La libre concurrence est-elle une guérilla ?

Que ce soit par ouverture à la concurrence de marchés monopolistiques, ou par l’irruption de « nouveaux entrants », pure players des services numériques, ou adossés à ces nouvelles briques de compétences et d’outils, beaucoup de grandes entreprises ont dû résister, ou s’adapter… ou en tous cas tenter de le faire. Pour cela, elles ont soit durci leurs positions existantes, soit tenté de jouer le jeu de ces nouveaux acteurs, beaucoup plus faibles mais beaucoup plus agiles. L’ouvrage de l’officier français David Galula, « Contre-insurrection », référence militaire aux États-Unis avant de l’être en France, offre quelques clés de lecture et de réflexion sur cette « guerre » économique.

 

 

David Galula est un officier français « atypique », que certains peuvent considérer comme un « franc-tireur ». Né en 1919, sa carrière le mène des combats en Afrique du Nord, en France, et en Allemagne, à la Chine en cours de maoïsation et plus globalement, à l’observation des guerres révolutionnaires en Extrême Orient, à la Grèce en guerre civile, puis à la guerre d’Algérie. A partir de 1962, mis en disponibilité à sa demande, il poursuivra sa carrière comme « visiting fellow » au Harvard Center for International Affairs et à la Rand Corporation, avant sa mort en 1968. En 2005, son ouvrage est recommandé en référence sur les guerres insurrectionnelles, alors que les armées américaines sont engagées en Irak et en Afghanistan.

 

Plus de cinquante ans après sa parution, ces réflexions et recommandations conservent toute leur utilité, et pas seulement pour les actions militaires.

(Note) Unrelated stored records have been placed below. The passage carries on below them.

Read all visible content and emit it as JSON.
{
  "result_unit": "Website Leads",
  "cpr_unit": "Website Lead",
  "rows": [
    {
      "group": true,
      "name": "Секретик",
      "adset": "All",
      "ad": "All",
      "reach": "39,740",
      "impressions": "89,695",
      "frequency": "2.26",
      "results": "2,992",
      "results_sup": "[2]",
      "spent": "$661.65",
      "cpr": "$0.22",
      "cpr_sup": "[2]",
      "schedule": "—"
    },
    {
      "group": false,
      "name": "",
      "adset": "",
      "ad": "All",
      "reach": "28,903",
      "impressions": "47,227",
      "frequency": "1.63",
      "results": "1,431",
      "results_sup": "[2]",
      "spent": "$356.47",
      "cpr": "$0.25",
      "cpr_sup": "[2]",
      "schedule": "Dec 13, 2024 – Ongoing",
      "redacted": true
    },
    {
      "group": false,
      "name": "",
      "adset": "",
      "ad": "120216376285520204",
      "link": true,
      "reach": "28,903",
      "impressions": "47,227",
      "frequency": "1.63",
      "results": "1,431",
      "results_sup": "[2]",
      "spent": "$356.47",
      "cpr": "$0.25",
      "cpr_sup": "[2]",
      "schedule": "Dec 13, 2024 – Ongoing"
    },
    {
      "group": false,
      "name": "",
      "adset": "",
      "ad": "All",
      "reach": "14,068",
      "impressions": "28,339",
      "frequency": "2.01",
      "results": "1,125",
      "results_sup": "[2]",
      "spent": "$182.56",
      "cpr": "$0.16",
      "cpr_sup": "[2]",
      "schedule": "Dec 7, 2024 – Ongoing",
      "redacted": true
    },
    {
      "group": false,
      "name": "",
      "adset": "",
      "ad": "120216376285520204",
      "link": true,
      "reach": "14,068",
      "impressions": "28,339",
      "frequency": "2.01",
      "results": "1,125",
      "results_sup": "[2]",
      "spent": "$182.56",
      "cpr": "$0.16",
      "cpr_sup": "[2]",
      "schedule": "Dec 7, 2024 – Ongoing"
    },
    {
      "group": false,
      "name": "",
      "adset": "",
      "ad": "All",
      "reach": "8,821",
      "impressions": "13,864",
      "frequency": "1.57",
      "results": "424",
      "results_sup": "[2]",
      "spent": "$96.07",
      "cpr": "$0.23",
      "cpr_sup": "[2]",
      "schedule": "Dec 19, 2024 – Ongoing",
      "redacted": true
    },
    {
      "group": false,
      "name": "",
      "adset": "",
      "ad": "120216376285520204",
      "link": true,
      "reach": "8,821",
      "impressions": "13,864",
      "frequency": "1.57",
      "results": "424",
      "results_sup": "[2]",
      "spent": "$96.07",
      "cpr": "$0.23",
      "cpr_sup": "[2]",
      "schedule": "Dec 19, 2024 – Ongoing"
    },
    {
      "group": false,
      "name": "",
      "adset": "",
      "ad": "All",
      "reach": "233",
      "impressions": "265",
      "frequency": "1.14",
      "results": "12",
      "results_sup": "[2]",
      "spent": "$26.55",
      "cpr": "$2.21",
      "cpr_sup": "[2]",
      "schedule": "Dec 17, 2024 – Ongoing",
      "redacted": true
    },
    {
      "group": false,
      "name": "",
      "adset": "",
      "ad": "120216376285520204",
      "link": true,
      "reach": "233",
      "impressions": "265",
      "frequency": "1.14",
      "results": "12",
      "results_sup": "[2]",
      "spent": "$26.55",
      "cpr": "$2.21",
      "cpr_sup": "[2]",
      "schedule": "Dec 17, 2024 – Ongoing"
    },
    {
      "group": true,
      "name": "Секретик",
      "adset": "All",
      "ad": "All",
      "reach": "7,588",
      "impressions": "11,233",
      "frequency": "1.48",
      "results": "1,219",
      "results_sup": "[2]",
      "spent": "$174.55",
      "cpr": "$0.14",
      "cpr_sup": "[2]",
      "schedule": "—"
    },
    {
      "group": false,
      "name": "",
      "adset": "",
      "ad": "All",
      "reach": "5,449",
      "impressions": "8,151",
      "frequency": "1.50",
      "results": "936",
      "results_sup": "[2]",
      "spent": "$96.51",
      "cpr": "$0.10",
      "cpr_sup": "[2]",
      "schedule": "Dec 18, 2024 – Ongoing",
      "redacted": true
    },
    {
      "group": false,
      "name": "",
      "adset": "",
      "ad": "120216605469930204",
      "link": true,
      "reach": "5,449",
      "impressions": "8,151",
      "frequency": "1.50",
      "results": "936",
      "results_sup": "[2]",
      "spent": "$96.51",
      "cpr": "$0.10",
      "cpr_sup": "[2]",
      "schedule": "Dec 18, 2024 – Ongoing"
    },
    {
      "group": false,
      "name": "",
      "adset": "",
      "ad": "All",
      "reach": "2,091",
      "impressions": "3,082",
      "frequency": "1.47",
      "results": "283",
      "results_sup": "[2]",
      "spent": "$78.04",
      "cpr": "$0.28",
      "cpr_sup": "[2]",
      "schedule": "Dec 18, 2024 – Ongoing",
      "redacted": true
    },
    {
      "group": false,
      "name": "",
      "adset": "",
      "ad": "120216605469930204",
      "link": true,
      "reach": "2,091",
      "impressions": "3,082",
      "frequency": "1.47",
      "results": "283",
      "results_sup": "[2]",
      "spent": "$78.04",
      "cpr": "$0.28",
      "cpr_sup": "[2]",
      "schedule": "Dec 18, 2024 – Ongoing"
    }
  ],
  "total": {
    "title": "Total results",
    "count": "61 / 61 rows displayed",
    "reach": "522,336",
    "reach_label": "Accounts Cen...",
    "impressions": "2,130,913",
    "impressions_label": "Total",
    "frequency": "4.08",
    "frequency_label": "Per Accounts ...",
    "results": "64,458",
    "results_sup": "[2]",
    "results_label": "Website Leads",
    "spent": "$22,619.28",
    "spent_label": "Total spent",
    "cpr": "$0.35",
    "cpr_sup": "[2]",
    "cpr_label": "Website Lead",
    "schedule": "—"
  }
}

Galula décrit les forces en présence comme « loyalistes » et « insurgés ». Pour mener le parallèle avec les dynamiques des entreprises civiles, proposons la position de « loyalistes » aux entreprises en position dominante, et celle d’« insurgés » aux « nouveaux entrants ». Car il s’agit, avant tout, d’acquérir la maitrise d’un territoire, d’un « marché » (ou de « parts de marchés »).

 

Ce qui caractérise les loyalistes, c’est le respect du droit, la bureaucratie, les procédures. C’est le maintien d’une position acquise, et des actions en réaction aux initiatives des insurgés. C’est avant tout une culture de « contrôle » qui s’appuie sur une structure politique, une bureaucratie administrative, une police, des forces armées. 

Proposons alors le parallèle avec les structures de « gouvernance » de l’entreprise, la bureaucratie et les normes qui règlent les fonctionnements et les pratiques, une certaine forme de management qui en assure la mise en œuvre, et les forces de commerce et d’influence qui font face aux menaces extérieures, directement ou indirectement.

 

Ce qui caractérise les insurgés, c’est la conquête des territoires, mais aussi celle des cœurs des populations qui les habitent. C’est l’initiative, la mobilité, la concentration de moyens par nature limités sur des objectifs donnés, stratégiques, symboliques. Ce sont aussi des forces qui tirent leurs moyens d’action du soutien des populations, ou de soutiens extérieurs. Ce qui les fédère est une « cause ».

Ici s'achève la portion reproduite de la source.